6)お名前.comのDNS登録はAレコードで
ドメイン登録時に、www.xxx.comだとCNAMEレコードにALBのFQDNを紐付けて登録すれば良いです。ただ、Apexのxxx.comがCNAMEレコードに登録できません。CNAMEレコードの場合、お名前.comはサブドメインでないと登録不可です。Route53だとエイリアスも可能なので、CNAMEレコードと同じようなことが可能なんですが。

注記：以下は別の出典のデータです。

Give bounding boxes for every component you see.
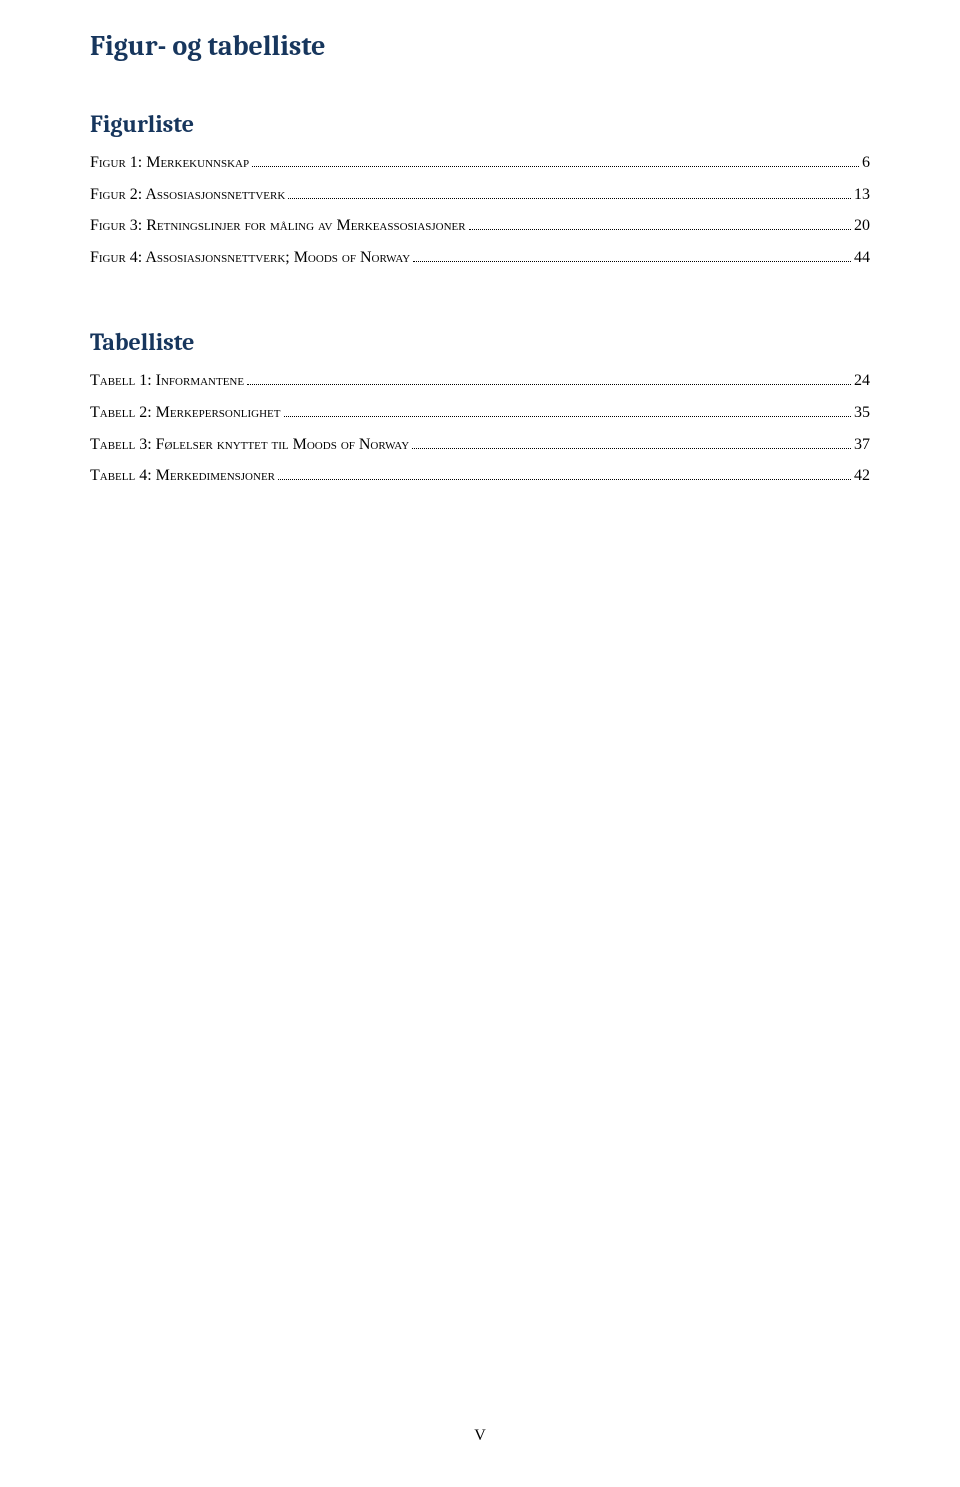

だけど、お名前.comのAレコードはIPしか入れられないという仕様です。ALBは変動するため、nslookupとかで出てきたIPを入れてはいけません。
こういうときは、ALBの機能の一つ、Global Acceleratorを使います。
【初心者】AWS Global Accelerator を使ってみる
固定のIPが払い出されるので、それをALBと紐づけることで、結果的にALBに固定IPでアクセスできるようになる。
このIPをAレコードに紐付ければ、xxx.comといったサブドメインなしでもアクセスできるようになります。本来はAWSのネットワークを使うことで、レイテンシーが1/10になって高速化になるのが主目的ですが、こういう使い方もあります。
弊社にDBに詳しい者がいるためなんとかなりましたけど、これクラウドソーシングとかで一人で受けてたら爆死だったでしょう。実際、頼んだら移行が上手くいかず困っているとかいう話を聞いたことがあります。当時、ふーんと聞き流していましたがホントに大変でした。